Mi sveglio di soprassalto, è notte fonda. Di nuovo quell'incubo ha interrotto il mio sonno. Il respiro è affannato, il battito del cuore va a mille, e tremo senza riuscire a fermarmi. Un dolore sordo mi martella la testa, ma ciò che mi colpisce di più è il suono di quelle parole.

Le sento.

Risuonano ancora nella mia mente, un loop infinito che mi strazia. Quelle immagini, quelle frasi... il terrore si impadronisce di me, consumando ogni fibra del mio essere. È come se un dolore immenso mi soffocasse, impedendomi persino di respirare.

Perché? Perché deve essere così?

Perché questi attacchi di panico continuano a tormentarmi?

Cosa c'è che non va in me?

Perché non riesco a vivere normalmente, ad essere felice come chiunque altro?

Nonostante tutto sembri andare bene nella mia vita, mi sento vuota.

Morta.

Domande senza risposta invadono la mia mente, mentre i ricordi del sogno si riaffacciano con violenza. Le immagini si ripetono come una pellicola rotta, finché il mio respiro comincia a mancare.

Nel silenzio della stanza buia, il mio pianto esplode. I singhiozzi rompono quell'apparente quiete, invadendo ogni angolo con il suono della mia disperazione.

Le urla di Damon risuonano ancora, incomprensibili e cariche di paura. Quelle di mamma lo seguono subito dopo. Adam, invece, resta immobile, pietrificato, incapace di reagire.
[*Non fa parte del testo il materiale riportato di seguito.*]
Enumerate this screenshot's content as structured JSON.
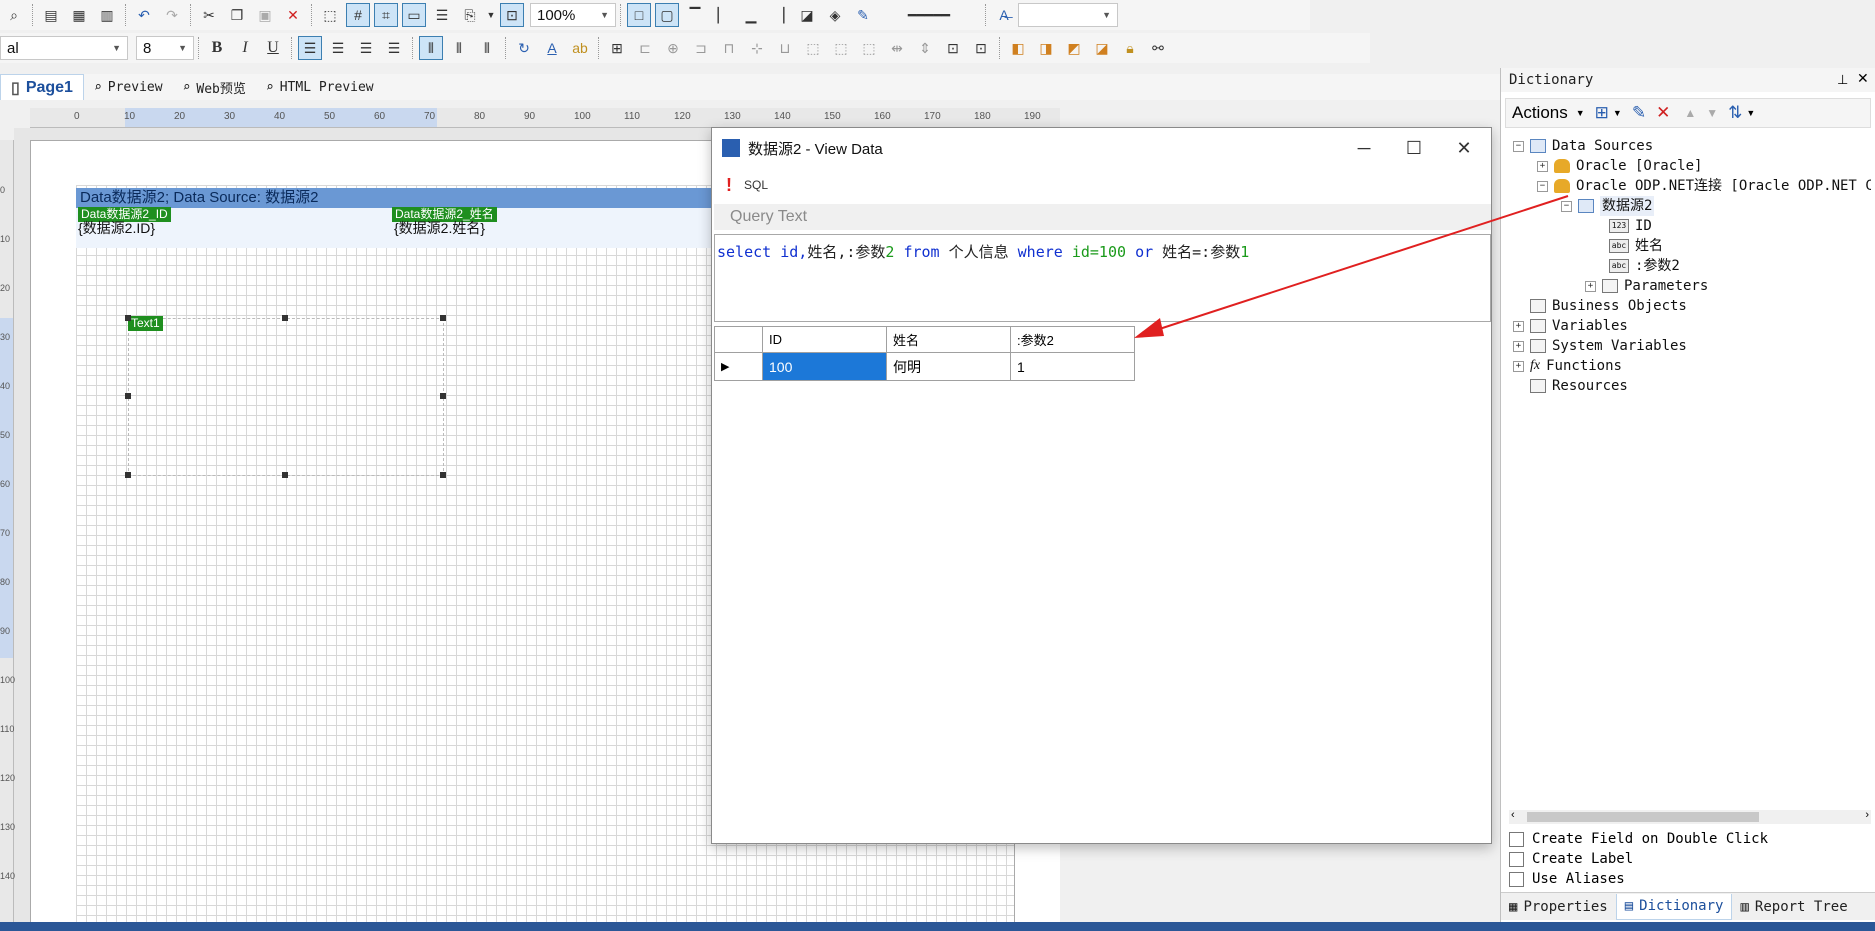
{
  "toolbar1": {
    "zoom": "100%"
  },
  "toolbar2": {
    "font_name": "al",
    "font_size": "8"
  },
  "toolbar_icons": [
    "bold-icon",
    "italic-icon",
    "underline-icon",
    "align-left-icon",
    "align-center-icon",
    "align-right-icon",
    "justify-icon"
  ],
  "toolbar_labels": {
    "bold": "B",
    "italic": "I",
    "underline": "U",
    "text_color": "A"
  },
  "doc_tabs": [
    "Page1",
    "Preview",
    "Web预览",
    "HTML Preview"
  ],
  "ruler_ticks": [
    "0",
    "10",
    "20",
    "30",
    "40",
    "50",
    "60",
    "70",
    "80",
    "90",
    "100",
    "110",
    "120",
    "130",
    "140",
    "150",
    "160",
    "170",
    "180",
    "190"
  ],
  "ruler_vertical_ticks": [
    "0",
    "10",
    "20",
    "30",
    "40",
    "50",
    "60",
    "70",
    "80",
    "90",
    "100",
    "110",
    "120",
    "130",
    "140"
  ],
  "design": {
    "band_title": "Data数据源2; Data Source: 数据源2",
    "tag1": "Data数据源2_ID",
    "tag2": "Data数据源2_姓名",
    "field1": "{数据源2.ID}",
    "field2": "{数据源2.姓名}",
    "text_component": "Text1"
  },
  "dialog": {
    "title": "数据源2 - View Data",
    "sql_label": "SQL",
    "exclamation": "!",
    "query_label": "Query Text",
    "query_parts": {
      "select": "select",
      "ident": "id,",
      "name_field": "姓名",
      "comma_param": ",:参数",
      "digit2": "2",
      "from": "from",
      "table": "个人信息",
      "where": "where",
      "cond": "id=100",
      "or": "or",
      "name_eq": "姓名=:参数",
      "digit1": "1"
    },
    "columns": [
      "ID",
      "姓名",
      ":参数2"
    ],
    "rows": [
      {
        "id": "100",
        "name": "何明",
        "param": "1"
      }
    ],
    "row_indicator": "▶"
  },
  "dictionary": {
    "title": "Dictionary",
    "actions_label": "Actions",
    "tree": {
      "data_sources": "Data Sources",
      "oracle": "Oracle [Oracle]",
      "oracle_odp": "Oracle ODP.NET连接 [Oracle ODP.NET Conn",
      "datasource2": "数据源2",
      "field_id": "ID",
      "field_name": "姓名",
      "field_param": ":参数2",
      "parameters": "Parameters",
      "business_objects": "Business Objects",
      "variables": "Variables",
      "system_variables": "System Variables",
      "functions": "Functions",
      "resources": "Resources"
    },
    "options": {
      "create_field": "Create Field on Double Click",
      "create_label": "Create Label",
      "use_aliases": "Use Aliases"
    },
    "bottom_tabs": [
      "Properties",
      "Dictionary",
      "Report Tree"
    ]
  },
  "colors": {
    "accent": "#1c78d8",
    "band": "#6a98d4",
    "tag": "#1f8f1f",
    "arrow": "#e02020"
  }
}
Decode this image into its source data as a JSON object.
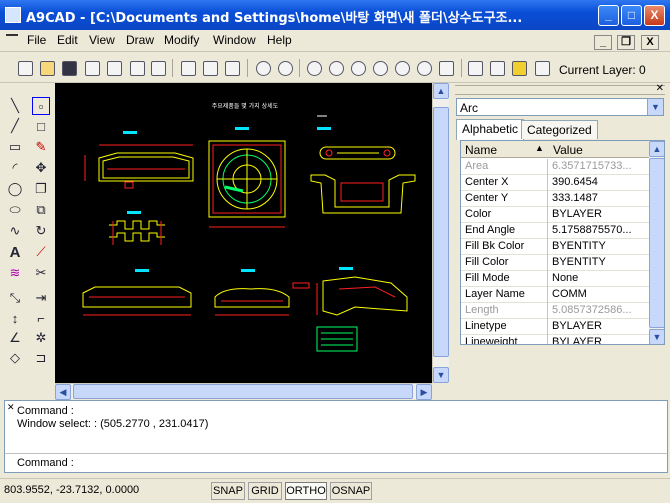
{
  "window": {
    "title": "A9CAD - [C:\\Documents and Settings\\home\\바탕 화면\\새 폴더\\상수도구조...",
    "minimize_label": "_",
    "maximize_label": "□",
    "close_label": "X"
  },
  "menu": {
    "items": [
      "File",
      "Edit",
      "View",
      "Draw",
      "Modify",
      "Window",
      "Help"
    ],
    "mdi_minimize": "_",
    "mdi_restore": "❐",
    "mdi_close": "X"
  },
  "toolbar": {
    "current_layer_label": "Current Layer: 0"
  },
  "drawing": {
    "title": "주요제품들 몇 가지 상세도"
  },
  "properties": {
    "selected_object": "Arc",
    "tabs": [
      "Alphabetic",
      "Categorized"
    ],
    "active_tab": "Alphabetic",
    "columns": [
      "Name",
      "Value"
    ],
    "rows": [
      {
        "name": "Area",
        "value": "6.3571715733...",
        "disabled": true
      },
      {
        "name": "Center X",
        "value": "390.6454",
        "disabled": false
      },
      {
        "name": "Center Y",
        "value": "333.1487",
        "disabled": false
      },
      {
        "name": "Color",
        "value": "BYLAYER",
        "disabled": false
      },
      {
        "name": "End Angle",
        "value": "5.1758875570...",
        "disabled": false
      },
      {
        "name": "Fill Bk Color",
        "value": "BYENTITY",
        "disabled": false
      },
      {
        "name": "Fill Color",
        "value": "BYENTITY",
        "disabled": false
      },
      {
        "name": "Fill Mode",
        "value": "None",
        "disabled": false
      },
      {
        "name": "Layer Name",
        "value": "COMM",
        "disabled": false
      },
      {
        "name": "Length",
        "value": "5.0857372586...",
        "disabled": true
      },
      {
        "name": "Linetype",
        "value": "BYLAYER",
        "disabled": false
      },
      {
        "name": "Lineweight",
        "value": "BYLAYER",
        "disabled": false
      }
    ]
  },
  "command": {
    "lines": [
      "Command :",
      "Window  select: : (505.2770 , 231.0417)"
    ],
    "prompt": "Command :"
  },
  "status": {
    "coordinates": "803.9552, -23.7132, 0.0000",
    "buttons": [
      "SNAP",
      "GRID",
      "ORTHO",
      "OSNAP"
    ]
  },
  "colors": {
    "title_bar": "#0a4fd8",
    "canvas_bg": "#000000",
    "cad_cyan": "#00e5ff",
    "cad_yellow": "#ffff00",
    "cad_red": "#ff2020"
  }
}
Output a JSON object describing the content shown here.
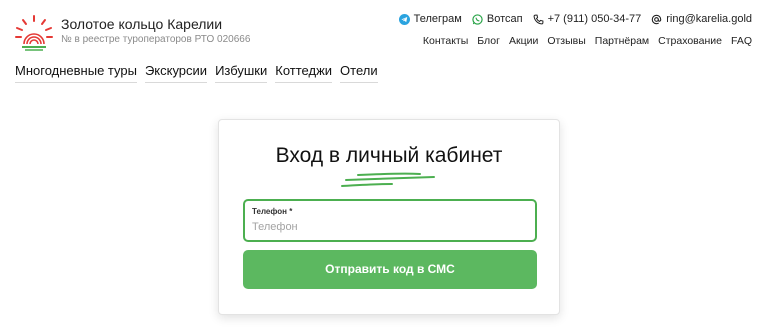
{
  "brand": {
    "title": "Золотое кольцо Карелии",
    "subtitle": "№ в реестре туроператоров РТО 020666",
    "logo_icon": "sun-fingerprint-logo",
    "accent_red": "#e53935",
    "accent_green": "#4caf50"
  },
  "contacts": [
    {
      "icon": "telegram-icon",
      "label": "Телеграм"
    },
    {
      "icon": "whatsapp-icon",
      "label": "Вотсап"
    },
    {
      "icon": "phone-icon",
      "label": "+7 (911) 050-34-77"
    },
    {
      "icon": "at-icon",
      "label": "ring@karelia.gold"
    }
  ],
  "topnav": [
    "Контакты",
    "Блог",
    "Акции",
    "Отзывы",
    "Партнёрам",
    "Страхование",
    "FAQ"
  ],
  "mainnav": [
    "Многодневные туры",
    "Экскурсии",
    "Избушки",
    "Коттеджи",
    "Отели"
  ],
  "login": {
    "title": "Вход в личный кабинет",
    "phone_label": "Телефон *",
    "phone_placeholder": "Телефон",
    "phone_value": "",
    "submit_label": "Отправить код в СМС",
    "button_color": "#5cb860"
  }
}
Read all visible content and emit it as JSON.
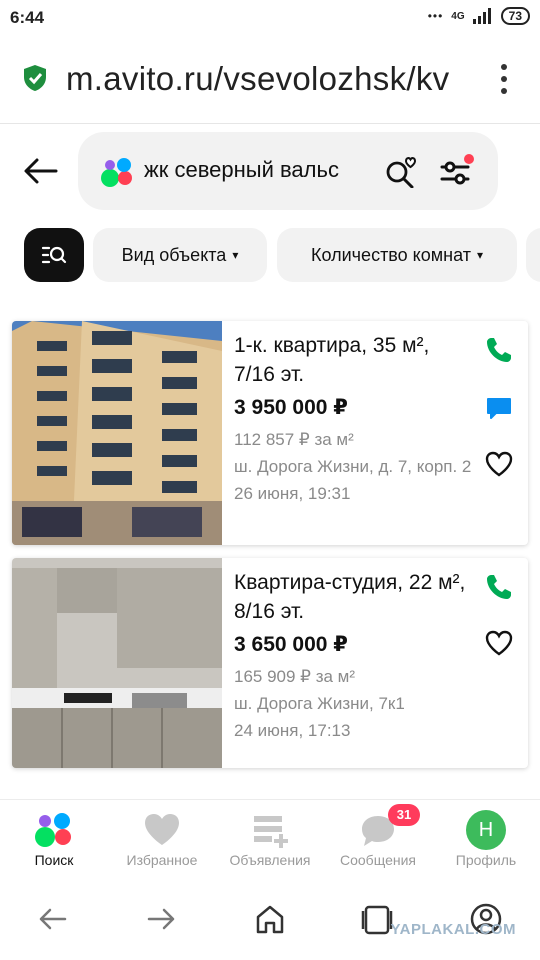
{
  "status_bar": {
    "time": "6:44",
    "network": "4G",
    "battery": "73"
  },
  "browser": {
    "url": "m.avito.ru/vsevolozhsk/kv"
  },
  "search": {
    "query": "жк северный вальс"
  },
  "filters": {
    "chips": [
      {
        "label": "Вид объекта"
      },
      {
        "label": "Количество комнат"
      }
    ]
  },
  "listings": [
    {
      "title": "1-к. квартира, 35 м², 7/16 эт.",
      "price": "3 950 000 ₽",
      "price_per_sqm": "112 857 ₽ за м²",
      "address": "ш. Дорога Жизни, д. 7, корп. 2",
      "date": "26 июня, 19:31"
    },
    {
      "title": "Квартира-студия, 22 м², 8/16 эт.",
      "price": "3 650 000 ₽",
      "price_per_sqm": "165 909 ₽ за м²",
      "address": "ш. Дорога Жизни, 7к1",
      "date": "24 июня, 17:13"
    }
  ],
  "bottom_nav": {
    "items": [
      {
        "label": "Поиск"
      },
      {
        "label": "Избранное"
      },
      {
        "label": "Объявления"
      },
      {
        "label": "Сообщения",
        "badge": "31"
      },
      {
        "label": "Профиль",
        "avatar_letter": "Н"
      }
    ]
  },
  "watermark": "YAPLAKAL.COM",
  "colors": {
    "brand_green": "#00aa55",
    "chat_blue": "#0a8ef0",
    "badge_red": "#ff3b5c",
    "avatar_green": "#3dbb5c"
  }
}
La scena si ripete nella mia testa come fosse reale.

Un singhiozzo strozzato. Lacrime calde mi rigano il viso mentre lotto per respirare.

Poi vedo gli occhi di Adam, pieni di terrore, fissare Damon come io stessa lo guardo: con la paura che possa morire. Un silenzio innaturale cala nella scena, tanto profondo da farmi desiderare il ritorno delle urla.

Poi un sussurro da parte di Damon, prima che perda i sensi.

«Perché papà? Perché lo fai?»

La voce di Damon si spegne, insieme alla sua forza. Lo vedo perdere i sensi, e il mio cuore si stringe in una morsa.

Non riesco a respirare.

Sto morendo?

Il panico mi avvolge. Non controllo più il mio corpo. Comincio a dire cose che non comprendo, urlando contro il vuoto. Mi stringo alle coperte, scuotendomi mentre lacrime calde continuano a scendere senza tregua.